Due to the residency rules at the time, Allison missed two years of playing before signing with Canterbury in 1939. Allison scored a try on debut for the club against Eastern Suburbs and was a member of their City Cup winning team.

In 1940, Canterbury reached their second grand final against Eastern Suburbs. Allison played at second-row as Canterbury were defeated 24–14 at the Sydney Cricket Ground. The following season, Canterbury finished 2nd in 1941 and reached the final but were once again defeated by Easts 24–22.
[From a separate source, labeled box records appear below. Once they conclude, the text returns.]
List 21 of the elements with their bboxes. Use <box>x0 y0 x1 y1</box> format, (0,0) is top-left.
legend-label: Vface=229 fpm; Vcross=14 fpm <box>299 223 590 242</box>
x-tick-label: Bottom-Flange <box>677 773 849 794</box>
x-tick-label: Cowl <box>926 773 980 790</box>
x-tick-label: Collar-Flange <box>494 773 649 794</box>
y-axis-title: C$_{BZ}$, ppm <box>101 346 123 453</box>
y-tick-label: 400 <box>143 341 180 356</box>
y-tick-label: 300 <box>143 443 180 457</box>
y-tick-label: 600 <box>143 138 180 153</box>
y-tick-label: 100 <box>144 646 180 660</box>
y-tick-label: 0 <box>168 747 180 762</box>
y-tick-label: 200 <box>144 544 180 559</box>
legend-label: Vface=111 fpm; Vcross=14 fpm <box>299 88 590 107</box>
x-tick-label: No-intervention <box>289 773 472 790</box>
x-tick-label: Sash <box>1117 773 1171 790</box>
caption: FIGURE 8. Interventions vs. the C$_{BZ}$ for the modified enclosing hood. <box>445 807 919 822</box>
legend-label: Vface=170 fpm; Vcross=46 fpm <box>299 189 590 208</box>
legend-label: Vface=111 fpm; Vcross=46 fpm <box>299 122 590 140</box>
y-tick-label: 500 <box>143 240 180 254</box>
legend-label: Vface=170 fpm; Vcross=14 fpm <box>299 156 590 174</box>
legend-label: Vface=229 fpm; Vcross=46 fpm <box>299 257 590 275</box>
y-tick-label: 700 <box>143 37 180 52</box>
In 1942, Allison only made two appearances for Canterbury and missed out on the club's second premiership victory over St George. In the following two seasons, Canterbury went from winning the premiership in 1942 to running last in 1943 and 1944 claiming the wooden spoon. As of the 2019 season, no other club has gone from premiers to wooden spooners the next season with the exception of Melbourne who won the premiership in 2009 but were later stripped of the title for major breaches of the salary cap in 2010 and made to play for no points which resulted in the club coming last.

Allison played up with Canterbury up until the end of 1945 before retiring. His last game for the club was the reserve grade grand final against South Sydney. In total, Allison played 105 games for Canterbury across all grades. In 2004, he was nominated for the Berries to Bulldogs 70 Year Team of Champions.